OPINION

Rooms, maybe?

It’s Sunday evening, somewhere between Rethymnon and Hania, on the way back to Athens. We’ve had a two-week vacation in one of the quietest corners of the Libyan Sea, with deep, crystal-clear water, countless gorges, abundant and delicious fish, unique wild flowers and surreal porphyry moons. Our first reconnection with what is conventionally termed civilization is a timely program about the Johannesburg Earth Summit on an Athens radio station. We listen to it, immobilized in the right lane of the highway, along with dozens of other cars that are waiting for a violent storm to pass. This veritable typhoon uproots trees, overflows streams and floods villages – on the first day of September. Crete probably got off lightly. Some 25 million people in the northern hemisphere were made homeless in midsummer by the catastrophic floods of the past few weeks. These are «extreme phenomena» that have been getting less unusual in recent years, as profiteering development destroys forests, pollutes and overheats the planet, just as the experts have been warning us for years.
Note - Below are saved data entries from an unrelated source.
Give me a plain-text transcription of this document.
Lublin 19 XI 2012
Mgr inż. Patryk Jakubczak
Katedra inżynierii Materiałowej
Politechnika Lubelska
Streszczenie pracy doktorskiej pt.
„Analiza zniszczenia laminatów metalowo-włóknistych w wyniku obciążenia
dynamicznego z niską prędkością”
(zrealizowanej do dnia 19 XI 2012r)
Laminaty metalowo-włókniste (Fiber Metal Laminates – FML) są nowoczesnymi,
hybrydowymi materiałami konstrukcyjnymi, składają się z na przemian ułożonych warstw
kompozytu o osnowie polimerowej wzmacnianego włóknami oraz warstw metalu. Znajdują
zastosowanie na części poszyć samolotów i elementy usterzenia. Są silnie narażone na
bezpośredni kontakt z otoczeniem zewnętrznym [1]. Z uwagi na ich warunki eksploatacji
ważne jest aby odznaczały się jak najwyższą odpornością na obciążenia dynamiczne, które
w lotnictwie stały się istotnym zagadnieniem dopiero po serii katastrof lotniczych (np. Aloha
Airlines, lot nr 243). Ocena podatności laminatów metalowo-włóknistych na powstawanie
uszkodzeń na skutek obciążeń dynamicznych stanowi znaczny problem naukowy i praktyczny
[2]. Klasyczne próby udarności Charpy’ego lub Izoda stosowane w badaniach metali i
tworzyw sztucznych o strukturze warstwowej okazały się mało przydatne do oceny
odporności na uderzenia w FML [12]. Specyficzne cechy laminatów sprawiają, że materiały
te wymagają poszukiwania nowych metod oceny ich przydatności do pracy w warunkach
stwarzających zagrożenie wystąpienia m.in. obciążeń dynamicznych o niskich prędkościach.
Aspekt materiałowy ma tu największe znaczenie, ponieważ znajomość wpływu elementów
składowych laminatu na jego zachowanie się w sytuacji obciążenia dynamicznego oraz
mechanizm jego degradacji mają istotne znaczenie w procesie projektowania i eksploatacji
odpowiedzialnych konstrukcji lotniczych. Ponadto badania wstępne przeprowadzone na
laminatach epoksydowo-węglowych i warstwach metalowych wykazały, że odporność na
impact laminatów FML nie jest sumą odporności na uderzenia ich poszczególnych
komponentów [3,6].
That’s the kind of thing we were listening to in our stationary car, and wondering what sustainable development might mean to the city of Iraklion, which decided to build a road into the magical Aghiofarango gorge; to the politicians who are promising a great southern road from Ierapetra to Palaiohora, that will cut across many superb gorges in the area; to the businessmen who want to turn Gavdopoula into a tanker refueling depot; to the would-be investors who want to buck the archaeological service’s restrictions so they can construct bungalows on the beach. And for those elderly women in the still-beautiful gulf of Lenta who pursued us with the standard modern Greek greeting: «Eh, Mister… rooms, maybe?»